Et maintenant, qu’est-ce qu’on fait ? A l’initiative du « Courrier », une soirée d’échanges a eu lieu mercredi à la Maison des associations, à Plainpalais, afin d’esquisser des solutions pour sauver la presse locale. Bien qu’ils n’aient jamais eu autant de lecteurs (en ajoutant ceux des journaux papier et numériques), aucun des trois quotidiens genevois n’est rentable.

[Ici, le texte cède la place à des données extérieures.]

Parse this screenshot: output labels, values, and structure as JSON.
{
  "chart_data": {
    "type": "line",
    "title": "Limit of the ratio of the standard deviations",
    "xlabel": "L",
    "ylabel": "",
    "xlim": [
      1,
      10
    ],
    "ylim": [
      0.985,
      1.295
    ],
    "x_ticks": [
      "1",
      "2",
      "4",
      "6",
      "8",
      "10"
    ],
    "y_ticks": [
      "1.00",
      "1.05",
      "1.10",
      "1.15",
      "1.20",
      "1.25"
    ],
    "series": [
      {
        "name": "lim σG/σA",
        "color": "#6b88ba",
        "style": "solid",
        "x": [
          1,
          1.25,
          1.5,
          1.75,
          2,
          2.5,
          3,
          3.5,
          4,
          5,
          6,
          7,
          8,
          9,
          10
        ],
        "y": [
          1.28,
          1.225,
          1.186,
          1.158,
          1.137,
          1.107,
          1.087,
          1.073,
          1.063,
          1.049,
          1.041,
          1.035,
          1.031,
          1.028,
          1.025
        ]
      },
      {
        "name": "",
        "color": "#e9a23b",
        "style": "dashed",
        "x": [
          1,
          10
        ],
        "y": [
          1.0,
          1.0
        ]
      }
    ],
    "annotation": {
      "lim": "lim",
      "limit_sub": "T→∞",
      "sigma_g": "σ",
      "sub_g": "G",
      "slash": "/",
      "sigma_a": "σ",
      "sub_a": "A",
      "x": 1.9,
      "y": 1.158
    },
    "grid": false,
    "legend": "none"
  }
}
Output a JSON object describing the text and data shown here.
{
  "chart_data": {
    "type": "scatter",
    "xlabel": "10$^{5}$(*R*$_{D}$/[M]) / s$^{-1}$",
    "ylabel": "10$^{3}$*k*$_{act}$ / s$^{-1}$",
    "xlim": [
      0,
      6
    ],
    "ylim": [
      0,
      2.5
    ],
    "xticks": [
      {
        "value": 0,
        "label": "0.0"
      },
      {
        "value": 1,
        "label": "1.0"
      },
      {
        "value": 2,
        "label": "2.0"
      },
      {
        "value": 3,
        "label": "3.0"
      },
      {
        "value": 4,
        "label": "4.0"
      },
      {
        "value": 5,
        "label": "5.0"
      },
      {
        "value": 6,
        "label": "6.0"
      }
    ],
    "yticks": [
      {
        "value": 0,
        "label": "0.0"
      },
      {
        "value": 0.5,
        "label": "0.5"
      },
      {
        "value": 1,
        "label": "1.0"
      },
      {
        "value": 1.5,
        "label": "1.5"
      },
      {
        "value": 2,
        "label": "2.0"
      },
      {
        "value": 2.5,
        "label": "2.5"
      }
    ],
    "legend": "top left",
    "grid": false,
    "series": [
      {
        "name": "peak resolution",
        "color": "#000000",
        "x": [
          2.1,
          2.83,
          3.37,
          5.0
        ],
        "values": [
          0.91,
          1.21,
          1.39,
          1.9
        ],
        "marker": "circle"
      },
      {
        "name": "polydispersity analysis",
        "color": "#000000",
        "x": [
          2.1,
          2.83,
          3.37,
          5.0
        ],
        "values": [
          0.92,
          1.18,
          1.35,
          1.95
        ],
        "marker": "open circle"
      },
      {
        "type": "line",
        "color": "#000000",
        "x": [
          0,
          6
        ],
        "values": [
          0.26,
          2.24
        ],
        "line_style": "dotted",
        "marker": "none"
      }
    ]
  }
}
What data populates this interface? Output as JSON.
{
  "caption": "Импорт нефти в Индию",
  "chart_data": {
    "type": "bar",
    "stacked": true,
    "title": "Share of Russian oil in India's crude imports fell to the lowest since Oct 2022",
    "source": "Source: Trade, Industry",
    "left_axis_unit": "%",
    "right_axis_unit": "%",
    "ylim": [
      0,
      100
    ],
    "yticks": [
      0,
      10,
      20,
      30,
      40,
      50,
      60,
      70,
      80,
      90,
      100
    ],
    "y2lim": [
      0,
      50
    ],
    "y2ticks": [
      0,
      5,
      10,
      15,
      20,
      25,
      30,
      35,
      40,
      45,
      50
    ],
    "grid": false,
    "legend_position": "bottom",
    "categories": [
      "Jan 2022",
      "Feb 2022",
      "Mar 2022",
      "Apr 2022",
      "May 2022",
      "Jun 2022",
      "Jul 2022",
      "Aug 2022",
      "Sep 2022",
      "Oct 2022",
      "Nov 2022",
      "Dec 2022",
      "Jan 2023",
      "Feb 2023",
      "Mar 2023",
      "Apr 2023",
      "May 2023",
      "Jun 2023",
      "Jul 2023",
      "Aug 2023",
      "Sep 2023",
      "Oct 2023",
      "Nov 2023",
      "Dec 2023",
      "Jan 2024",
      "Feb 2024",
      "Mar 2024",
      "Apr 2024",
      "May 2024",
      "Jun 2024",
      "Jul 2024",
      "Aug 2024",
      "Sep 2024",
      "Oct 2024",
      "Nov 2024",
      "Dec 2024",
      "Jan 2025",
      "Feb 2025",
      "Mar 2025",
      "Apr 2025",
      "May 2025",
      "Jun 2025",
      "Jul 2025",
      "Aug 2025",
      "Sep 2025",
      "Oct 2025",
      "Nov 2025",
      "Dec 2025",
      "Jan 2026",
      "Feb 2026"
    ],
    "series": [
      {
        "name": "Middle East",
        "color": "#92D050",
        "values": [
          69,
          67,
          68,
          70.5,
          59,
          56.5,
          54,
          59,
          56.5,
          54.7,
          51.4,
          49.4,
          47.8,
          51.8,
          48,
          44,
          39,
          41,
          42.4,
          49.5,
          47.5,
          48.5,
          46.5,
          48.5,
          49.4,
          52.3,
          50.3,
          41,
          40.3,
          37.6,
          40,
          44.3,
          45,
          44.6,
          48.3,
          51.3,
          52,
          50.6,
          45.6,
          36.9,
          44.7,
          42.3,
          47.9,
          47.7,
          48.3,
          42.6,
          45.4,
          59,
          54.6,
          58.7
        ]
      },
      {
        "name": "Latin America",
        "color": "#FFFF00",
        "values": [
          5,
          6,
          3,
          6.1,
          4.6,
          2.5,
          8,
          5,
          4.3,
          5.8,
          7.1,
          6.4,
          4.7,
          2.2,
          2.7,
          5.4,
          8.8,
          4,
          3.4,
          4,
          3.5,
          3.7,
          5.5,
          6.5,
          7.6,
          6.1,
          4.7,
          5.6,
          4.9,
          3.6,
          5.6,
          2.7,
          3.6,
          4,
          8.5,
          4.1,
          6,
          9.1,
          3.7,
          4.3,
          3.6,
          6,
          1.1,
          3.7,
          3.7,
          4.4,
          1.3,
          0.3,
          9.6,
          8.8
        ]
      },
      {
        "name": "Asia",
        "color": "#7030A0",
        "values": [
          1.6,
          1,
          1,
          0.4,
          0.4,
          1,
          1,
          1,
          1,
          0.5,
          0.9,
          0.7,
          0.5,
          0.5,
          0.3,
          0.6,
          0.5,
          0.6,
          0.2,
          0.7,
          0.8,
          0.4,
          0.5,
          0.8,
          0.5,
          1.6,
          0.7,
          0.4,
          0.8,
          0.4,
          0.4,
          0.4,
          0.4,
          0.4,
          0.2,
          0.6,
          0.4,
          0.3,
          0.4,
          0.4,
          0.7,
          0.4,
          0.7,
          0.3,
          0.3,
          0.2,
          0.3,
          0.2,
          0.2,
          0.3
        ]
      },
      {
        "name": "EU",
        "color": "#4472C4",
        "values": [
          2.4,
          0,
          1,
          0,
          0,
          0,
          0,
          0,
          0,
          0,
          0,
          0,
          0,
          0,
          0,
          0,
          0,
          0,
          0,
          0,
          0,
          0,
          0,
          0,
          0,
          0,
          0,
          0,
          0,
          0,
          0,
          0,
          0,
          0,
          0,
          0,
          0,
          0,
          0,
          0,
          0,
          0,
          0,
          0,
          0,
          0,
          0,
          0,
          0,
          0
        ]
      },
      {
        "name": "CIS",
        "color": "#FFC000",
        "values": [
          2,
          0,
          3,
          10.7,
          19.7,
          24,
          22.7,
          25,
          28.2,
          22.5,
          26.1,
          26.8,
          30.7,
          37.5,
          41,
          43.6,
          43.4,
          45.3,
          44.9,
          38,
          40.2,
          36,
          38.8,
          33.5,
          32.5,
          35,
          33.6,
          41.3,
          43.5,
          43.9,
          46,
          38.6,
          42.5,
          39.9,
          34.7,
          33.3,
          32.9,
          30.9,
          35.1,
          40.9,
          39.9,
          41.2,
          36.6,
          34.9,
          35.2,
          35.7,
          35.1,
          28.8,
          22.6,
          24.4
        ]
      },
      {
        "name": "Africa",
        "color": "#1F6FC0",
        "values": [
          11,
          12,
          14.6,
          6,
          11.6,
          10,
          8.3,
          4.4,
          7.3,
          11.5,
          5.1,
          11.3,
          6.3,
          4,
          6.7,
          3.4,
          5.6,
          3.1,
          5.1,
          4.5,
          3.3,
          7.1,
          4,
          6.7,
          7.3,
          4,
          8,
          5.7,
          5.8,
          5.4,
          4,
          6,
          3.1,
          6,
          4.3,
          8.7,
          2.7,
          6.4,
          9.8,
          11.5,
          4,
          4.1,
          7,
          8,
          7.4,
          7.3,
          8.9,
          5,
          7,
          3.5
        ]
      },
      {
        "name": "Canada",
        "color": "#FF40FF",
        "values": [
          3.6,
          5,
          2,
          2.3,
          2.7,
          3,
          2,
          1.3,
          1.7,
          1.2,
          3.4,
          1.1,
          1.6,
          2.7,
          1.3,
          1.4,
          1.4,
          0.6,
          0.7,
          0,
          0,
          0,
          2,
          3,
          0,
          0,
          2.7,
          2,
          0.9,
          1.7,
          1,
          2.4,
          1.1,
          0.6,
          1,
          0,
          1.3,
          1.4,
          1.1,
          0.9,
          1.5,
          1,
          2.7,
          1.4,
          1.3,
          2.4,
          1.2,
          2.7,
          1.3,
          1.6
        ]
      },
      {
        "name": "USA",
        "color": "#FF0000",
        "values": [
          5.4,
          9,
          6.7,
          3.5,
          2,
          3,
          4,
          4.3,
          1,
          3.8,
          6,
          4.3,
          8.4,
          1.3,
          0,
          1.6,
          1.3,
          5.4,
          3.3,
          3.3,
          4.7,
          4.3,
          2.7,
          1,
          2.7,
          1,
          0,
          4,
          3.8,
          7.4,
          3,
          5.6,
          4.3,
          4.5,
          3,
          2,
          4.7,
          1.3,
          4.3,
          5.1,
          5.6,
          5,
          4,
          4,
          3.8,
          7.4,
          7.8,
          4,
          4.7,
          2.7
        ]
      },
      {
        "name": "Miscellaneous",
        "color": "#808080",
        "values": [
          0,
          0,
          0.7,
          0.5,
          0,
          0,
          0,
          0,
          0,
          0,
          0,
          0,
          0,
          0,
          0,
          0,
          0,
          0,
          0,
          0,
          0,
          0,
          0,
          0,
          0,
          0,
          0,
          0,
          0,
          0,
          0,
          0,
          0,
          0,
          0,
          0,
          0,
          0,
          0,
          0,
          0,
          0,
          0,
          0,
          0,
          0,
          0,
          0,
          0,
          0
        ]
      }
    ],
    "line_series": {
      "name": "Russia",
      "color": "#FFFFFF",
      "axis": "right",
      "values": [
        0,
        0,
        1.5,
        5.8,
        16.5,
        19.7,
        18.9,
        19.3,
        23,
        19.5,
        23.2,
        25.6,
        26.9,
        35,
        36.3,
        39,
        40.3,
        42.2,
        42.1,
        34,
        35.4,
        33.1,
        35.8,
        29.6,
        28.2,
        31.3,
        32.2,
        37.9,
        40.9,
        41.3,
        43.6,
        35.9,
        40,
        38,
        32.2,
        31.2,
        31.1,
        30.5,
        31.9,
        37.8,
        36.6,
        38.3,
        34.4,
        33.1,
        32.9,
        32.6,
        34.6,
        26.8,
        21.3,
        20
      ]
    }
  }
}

C’est le cas du « Temps », même si sa rédactrice en chef, Madeleine von Holzen, a assuré que le journal propriété de la Fondation Aventinus se portait « bien ». C’est le cas du « Mail », qui accumule un déficit de 400 000 francs au cours des deux dernières années. Et c’est le cas de la « Tribune de Genève », dont le rédacteur en chef sortieFrédéric Julliard, a déclaré qu’il « ne pouvait garantir une pérennité à long terme » dans un contexte qui évolue si rapidement.
Berne au centre du jeu
Autour de la table, tout le monde est d’accord : les journalistes doivent faire davantage pour intéresser les lecteurs et en conquérir de nouveaux. Démontrer constamment leur « utilité ». Mais est-ce suffisant dans un secteur économique où le produit (l’information) est cher à produire mais rapporte peu (et encore moins sur le web) ? Parvenir à un accord avec les GAFAM sur les droits voisins pourrait prendre des années.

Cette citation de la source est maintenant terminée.